麻紀 私が紫乃さんのことを知ったのは、『ホテルローヤル』で直木賞を受賞したとき。私、もともと本を読むのが大好きで、若い頃からジェフリー・アーチャーなどの小説を読み漁り、日本の作家では浅田次郎とか大沢在昌などの本を読み尽くしていたの。で、紫乃さんが直木賞を獲ったとき、同郷の作家だということを知ってすぐに読み、「この小説、大好き」って思ったのね。

桜木 直木賞をもらって本当によかった。小説を書く人間と認識してもらえたことが嬉しいです。

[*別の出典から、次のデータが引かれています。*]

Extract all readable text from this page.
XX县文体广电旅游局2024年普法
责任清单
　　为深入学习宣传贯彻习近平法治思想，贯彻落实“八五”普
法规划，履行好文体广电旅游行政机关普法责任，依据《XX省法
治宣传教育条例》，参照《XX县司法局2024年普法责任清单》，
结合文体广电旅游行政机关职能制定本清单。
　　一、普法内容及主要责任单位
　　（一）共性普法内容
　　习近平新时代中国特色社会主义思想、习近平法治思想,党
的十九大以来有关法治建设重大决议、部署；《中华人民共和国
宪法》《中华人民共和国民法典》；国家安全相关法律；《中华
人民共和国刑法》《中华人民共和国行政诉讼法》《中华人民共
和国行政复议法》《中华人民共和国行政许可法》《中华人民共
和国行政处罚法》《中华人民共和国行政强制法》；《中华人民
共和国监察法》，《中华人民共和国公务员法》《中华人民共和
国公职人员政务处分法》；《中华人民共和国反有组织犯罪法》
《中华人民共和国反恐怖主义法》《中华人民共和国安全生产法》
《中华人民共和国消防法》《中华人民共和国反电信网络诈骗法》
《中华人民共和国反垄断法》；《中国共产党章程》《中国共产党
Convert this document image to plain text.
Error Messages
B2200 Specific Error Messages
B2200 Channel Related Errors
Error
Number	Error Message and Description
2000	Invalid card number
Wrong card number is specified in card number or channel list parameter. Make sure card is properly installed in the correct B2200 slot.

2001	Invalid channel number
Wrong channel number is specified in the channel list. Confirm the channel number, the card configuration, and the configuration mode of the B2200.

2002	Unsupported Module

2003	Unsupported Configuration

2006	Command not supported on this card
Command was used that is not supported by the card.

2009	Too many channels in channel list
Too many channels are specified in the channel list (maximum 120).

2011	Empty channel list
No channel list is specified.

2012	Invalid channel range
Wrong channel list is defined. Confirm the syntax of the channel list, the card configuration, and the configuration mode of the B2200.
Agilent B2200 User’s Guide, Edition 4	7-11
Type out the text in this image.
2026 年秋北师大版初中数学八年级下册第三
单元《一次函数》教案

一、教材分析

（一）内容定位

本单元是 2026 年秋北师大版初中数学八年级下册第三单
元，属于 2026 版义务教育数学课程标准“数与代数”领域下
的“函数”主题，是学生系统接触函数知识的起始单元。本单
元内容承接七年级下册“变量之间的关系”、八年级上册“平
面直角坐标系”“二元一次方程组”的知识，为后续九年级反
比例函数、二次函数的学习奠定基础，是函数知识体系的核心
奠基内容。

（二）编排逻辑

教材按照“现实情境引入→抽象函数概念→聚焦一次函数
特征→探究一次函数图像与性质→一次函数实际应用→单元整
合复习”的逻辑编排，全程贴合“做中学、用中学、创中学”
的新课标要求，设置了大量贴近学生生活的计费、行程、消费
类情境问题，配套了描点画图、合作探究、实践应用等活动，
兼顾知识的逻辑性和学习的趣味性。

麻紀 『ホテルローヤル』に登場するのはすべて釧路の原風景だから、あの小説には釧路の人間にしかわからない良さがある。紫乃さんの実家が経営していた実在のホテルローヤルがあった、枯れすすきが風に吹かれているようなわびしい風景もリアルに目に浮かんで。おまけに、紫乃さん、あたしと同じ中学に通っていたって。シャンパンや、山崎朋子の小説『サンダカン八番娼館』が好きというところもよく似てるしね。